The latest edition of Microsoft’s software, Windows 8, failed to pack shoppers into the stores during the recent holiday season. Some of the customers viewing the Microsoft product in stores said that they were intrigued by the eye-catching design of Windows 8, but not enough to purchase a new computer at that time. Plenty of consumers seem to be content to make do with their current PCs until the shaky economy has visibly stabilized. The system’s unfamiliar design also appeared to be making some consumers cautious.
Microsoft and other companies that depend heavily on the computer business reported weak PC sales during this past holiday season. Acer, the No. 4 PC maker in the world, said sales of the company’s Windows 8 PCs had been less than expected. Emmanuel Fromont, president of the Americas division of Acer, said, “There was not a huge spark in the market. It’s a slow start, there’s no question.”
Sales of Windows machines have decreased from a year ago, according to research firm NPD. From late October, when Windows 8 made its debut, through the first week in December, stores in the United States sold 13% fewer Windows devices than in the same period last year. Those figures do not include sales in Microsoft’s own stores
Now, the company’s PCs also have to compete with less expensive mobile devices bidding for a share of consumer’s wallets. Smartphones and tablets have become serious rivals in the technology market. Tablets running Microsoft’s new, touch-friendly Windows have failed to emerge from the shadow of competing products from Apple, Amazon, and other device makers.

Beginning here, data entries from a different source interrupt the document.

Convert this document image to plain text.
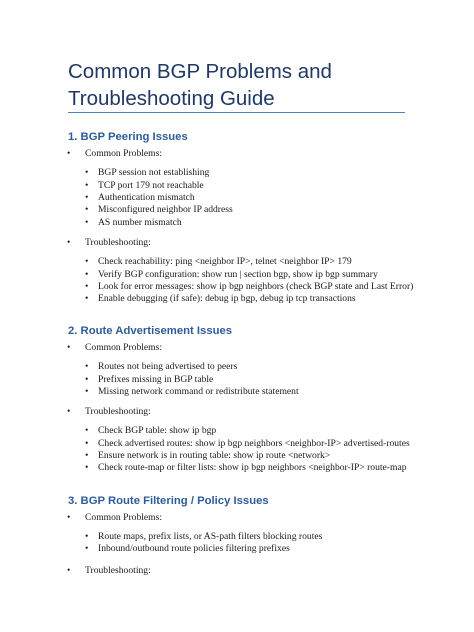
Common BGP Problems and Troubleshooting Guide
1. BGP Peering Issues
• Common Problems:
• BGP session not establishing
• TCP port 179 not reachable
• Authentication mismatch
• Misconfigured neighbor IP address
• AS number mismatch
• Troubleshooting:
• Check reachability: ping <neighbor IP>, telnet <neighbor IP> 179
• Verify BGP configuration: show run | section bgp, show ip bgp summary
• Look for error messages: show ip bgp neighbors (check BGP state and Last Error)
• Enable debugging (if safe): debug ip bgp, debug ip tcp transactions
2. Route Advertisement Issues
• Common Problems:
• Routes not being advertised to peers
• Prefixes missing in BGP table
• Missing network command or redistribute statement
• Troubleshooting:
• Check BGP table: show ip bgp
• Check advertised routes: show ip bgp neighbors <neighbor-IP> advertised-routes
• Ensure network is in routing table: show ip route <network>
• Check route-map or filter lists: show ip bgp neighbors <neighbor-IP> route-map
3. BGP Route Filtering / Policy Issues
• Common Problems:
• Route maps, prefix lists, or AS-path filters blocking routes
• Inbound/outbound route policies filtering prefixes
• Troubleshooting:
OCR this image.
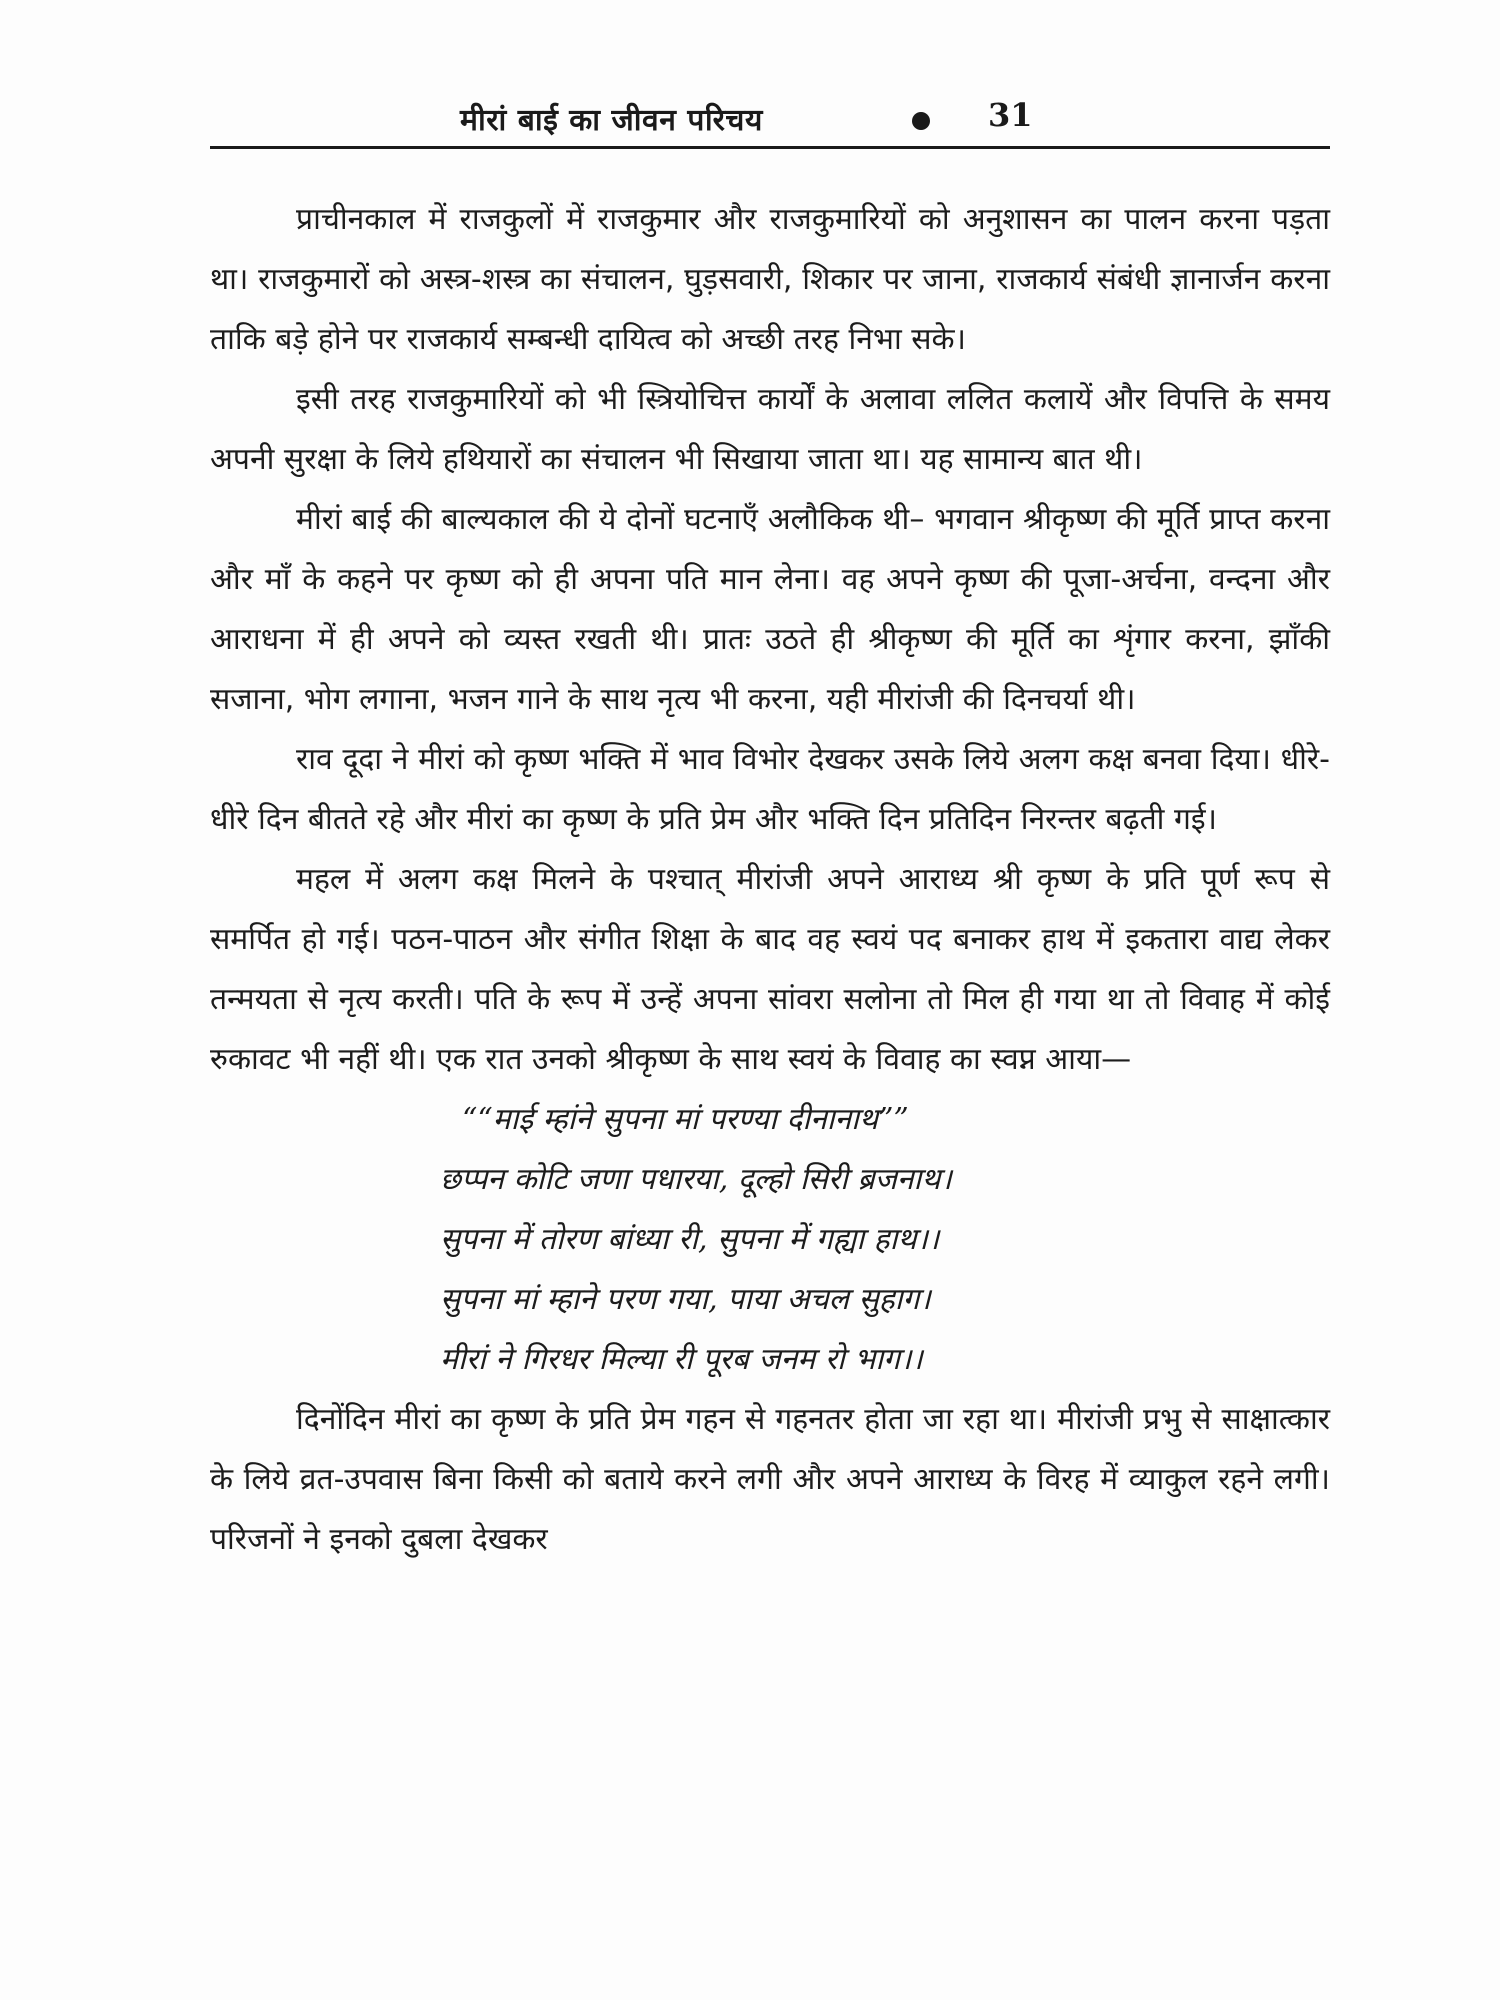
मीरां बाई का जीवन परिचय	31

प्राचीनकाल में राजकुलों में राजकुमार और राजकुमारियों को अनुशासन का पालन करना पड़ता था। राजकुमारों को अस्त्र-शस्त्र का संचालन, घुड़सवारी, शिकार पर जाना, राजकार्य संबंधी ज्ञानार्जन करना ताकि बड़े होने पर राजकार्य सम्बन्धी दायित्व को अच्छी तरह निभा सके।

इसी तरह राजकुमारियों को भी स्त्रियोचित्त कार्यों के अलावा ललित कलायें और विपत्ति के समय अपनी सुरक्षा के लिये हथियारों का संचालन भी सिखाया जाता था। यह सामान्य बात थी।

मीरां बाई की बाल्यकाल की ये दोनों घटनाएँ अलौकिक थी– भगवान श्रीकृष्ण की मूर्ति प्राप्त करना और माँ के कहने पर कृष्ण को ही अपना पति मान लेना। वह अपने कृष्ण की पूजा-अर्चना, वन्दना और आराधना में ही अपने को व्यस्त रखती थी। प्रातः उठते ही श्रीकृष्ण की मूर्ति का शृंगार करना, झाँकी सजाना, भोग लगाना, भजन गाने के साथ नृत्य भी करना, यही मीरांजी की दिनचर्या थी।

राव दूदा ने मीरां को कृष्ण भक्ति में भाव विभोर देखकर उसके लिये अलग कक्ष बनवा दिया। धीरे-धीरे दिन बीतते रहे और मीरां का कृष्ण के प्रति प्रेम और भक्ति दिन प्रतिदिन निरन्तर बढ़ती गई।

महल में अलग कक्ष मिलने के पश्चात् मीरांजी अपने आराध्य श्री कृष्ण के प्रति पूर्ण रूप से समर्पित हो गई। पठन-पाठन और संगीत शिक्षा के बाद वह स्वयं पद बनाकर हाथ में इकतारा वाद्य लेकर तन्मयता से नृत्य करती। पति के रूप में उन्हें अपना सांवरा सलोना तो मिल ही गया था तो विवाह में कोई रुकावट भी नहीं थी। एक रात उनको श्रीकृष्ण के साथ स्वयं के विवाह का स्वप्न आया—

““माई म्हांने सुपना मां परण्या दीनानाथ””
छप्पन कोटि जणा पधारया, दूल्हो सिरी ब्रजनाथ।
सुपना में तोरण बांध्या री, सुपना में गह्या हाथ।।
सुपना मां म्हाने परण गया, पाया अचल सुहाग।
मीरां ने गिरधर मिल्या री पूरब जनम रो भाग।।

दिनोंदिन मीरां का कृष्ण के प्रति प्रेम गहन से गहनतर होता जा रहा था। मीरांजी प्रभु से साक्षात्कार के लिये व्रत-उपवास बिना किसी को बताये करने लगी और अपने आराध्य के विरह में व्याकुल रहने लगी। परिजनों ने इनको दुबला देखकर
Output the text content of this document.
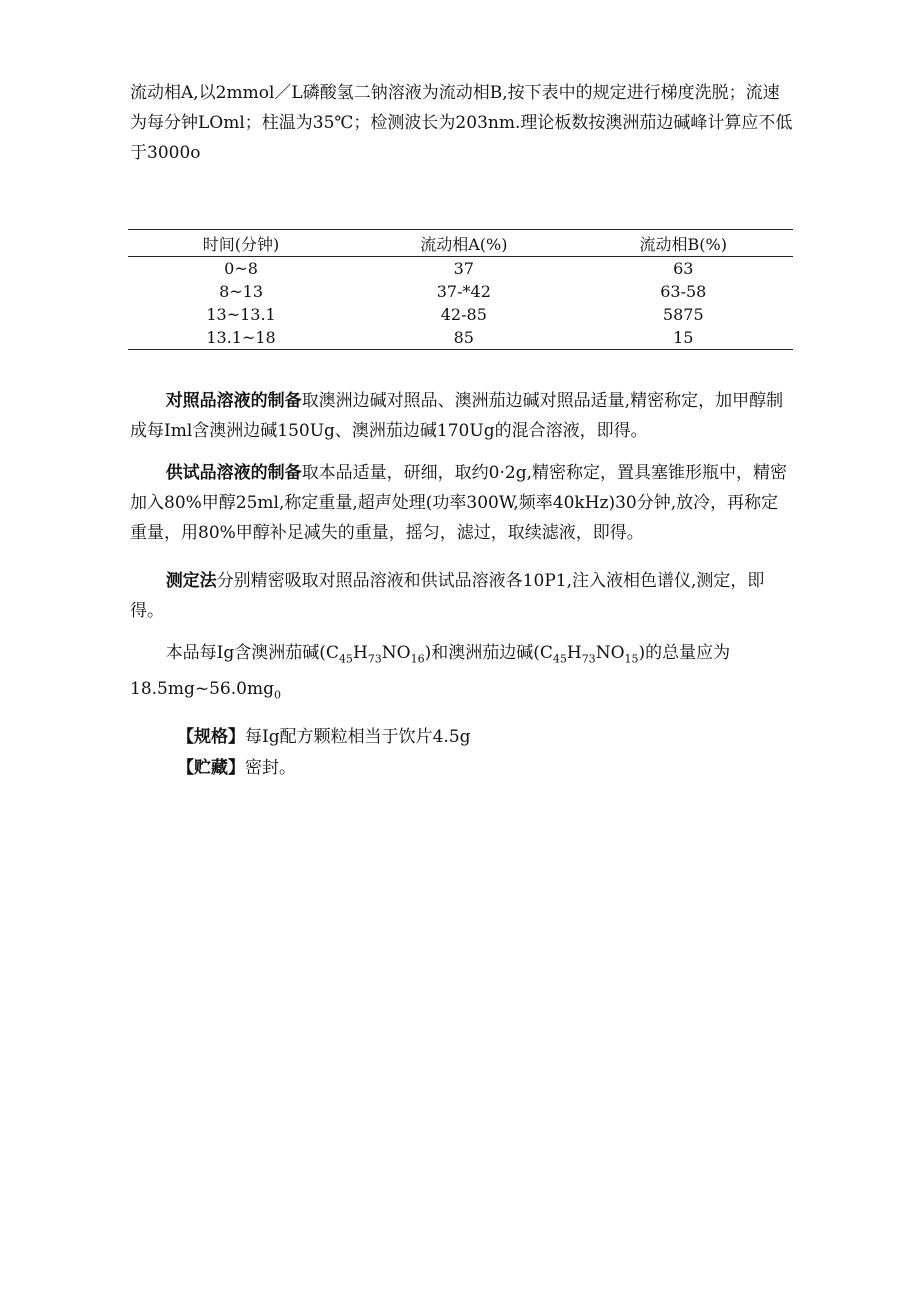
流动相A,以2mmol／L磷酸氢二钠溶液为流动相B,按下表中的规定进行梯度洗脱；流速为每分钟LOml；柱温为35℃；检测波长为203nm.理论板数按澳洲茄边碱峰计算应不低于3000o

时间(分钟)	流动相A(%)	流动相B(%)
0~8	37	63
8~13	37-*42	63-58
13~13.1	42-85	5875
13.1~18	85	15

对照品溶液的制备取澳洲边碱对照品、澳洲茄边碱对照品适量,精密称定，加甲醇制成每Iml含澳洲边碱150Ug、澳洲茄边碱170Ug的混合溶液，即得。

供试品溶液的制备取本品适量，研细，取约0·2g,精密称定，置具塞锥形瓶中，精密加入80%甲醇25ml,称定重量,超声处理(功率300W,频率40kHz)30分钟,放冷，再称定重量，用80%甲醇补足减失的重量，摇匀，滤过，取续滤液，即得。

测定法分别精密吸取对照品溶液和供试品溶液各10P1,注入液相色谱仪,测定，即得。

本品每Ig含澳洲茄碱$(C_{45}H_{73}NO_{16})$和澳洲茄边碱$(C_{45}H_{73}NO_{15})$的总量应为$18.5mg\sim 56.0mg_0$

【规格】每Ig配方颗粒相当于饮片4.5g
【贮藏】密封。
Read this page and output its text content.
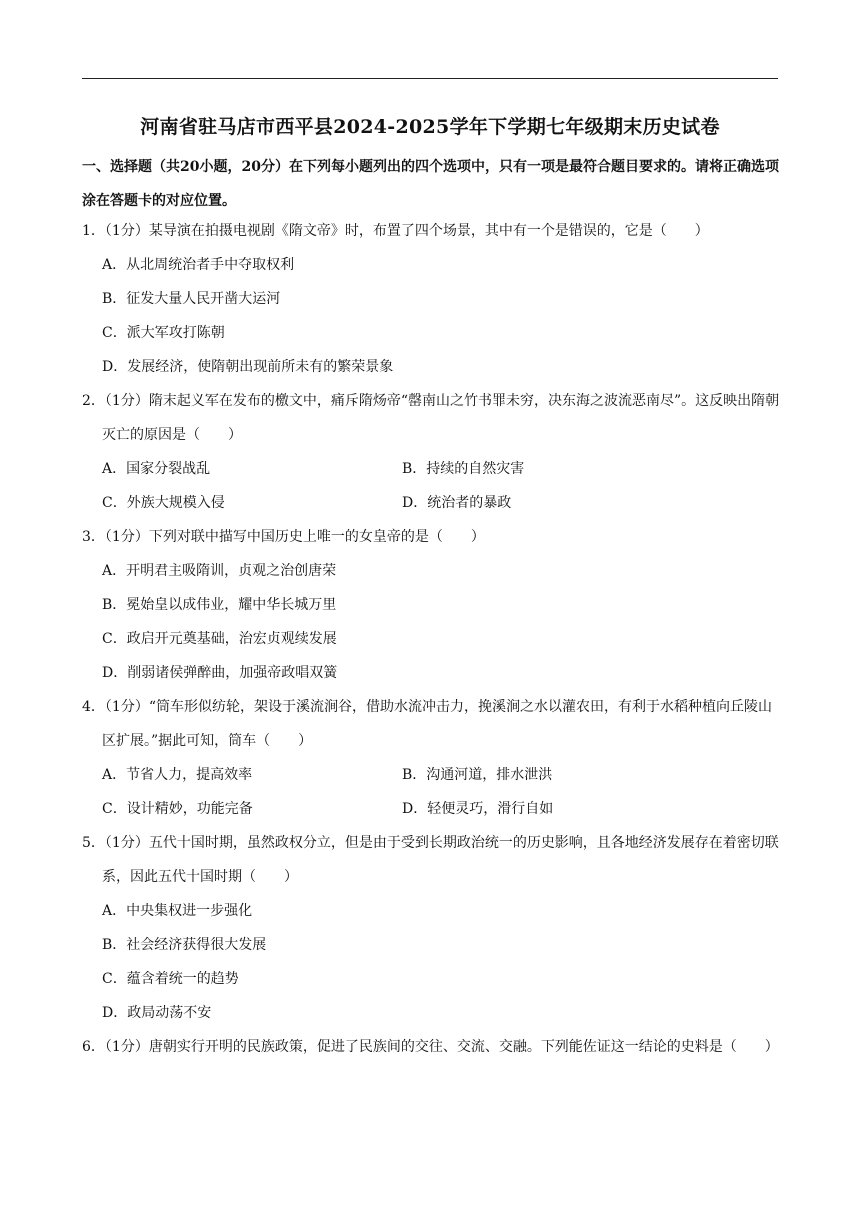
河南省驻马店市西平县2024-2025学年下学期七年级期末历史试卷

一、选择题（共20小题，20分）在下列每小题列出的四个选项中，只有一项是最符合题目要求的。请将正确选项涂在答题卡的对应位置。

1．（1分）某导演在拍摄电视剧《隋文帝》时，布置了四个场景，其中有一个是错误的，它是（　　）
A．从北周统治者手中夺取权利
B．征发大量人民开凿大运河
C．派大军攻打陈朝
D．发展经济，使隋朝出现前所未有的繁荣景象
2．（1分）隋末起义军在发布的檄文中，痛斥隋炀帝“罄南山之竹书罪未穷，决东海之波流恶南尽”。这反映出隋朝灭亡的原因是（　　）
A．国家分裂战乱	B．持续的自然灾害
C．外族大规模入侵	D．统治者的暴政
3．（1分）下列对联中描写中国历史上唯一的女皇帝的是（　　）
A．开明君主吸隋训，贞观之治创唐荣
B．冕始皇以成伟业，耀中华长城万里
C．政启开元奠基础，治宏贞观续发展
D．削弱诸侯弹醉曲，加强帝政唱双簧
4．（1分）“筒车形似纺轮，架设于溪流涧谷，借助水流冲击力，挽溪涧之水以灌农田，有利于水稻种植向丘陵山区扩展。”据此可知，筒车（　　）
A．节省人力，提高效率	B．沟通河道，排水泄洪
C．设计精妙，功能完备	D．轻便灵巧，滑行自如
5．（1分）五代十国时期，虽然政权分立，但是由于受到长期政治统一的历史影响，且各地经济发展存在着密切联系，因此五代十国时期（　　）
A．中央集权进一步强化
B．社会经济获得很大发展
C．蕴含着统一的趋势
D．政局动荡不安
6．（1分）唐朝实行开明的民族政策，促进了民族间的交往、交流、交融。下列能佐证这一结论的史料是（　　）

Stephen Baker, an analyst at NPD, said, “I think everybody would have hoped for a better start. The thing is, this market is not the same market that Windows 7 or Vista or even XP launched into.” A. M. Sacconaghi, an analyst at Sanford C. Bernstein, said, “What you’re seeing is not a retirement of PCs, but a push-out in the replacement cycle. If people used to buy PCs every four years and are now buying them every five years, that could lower PC sales by 20% over time. That’s substantial.”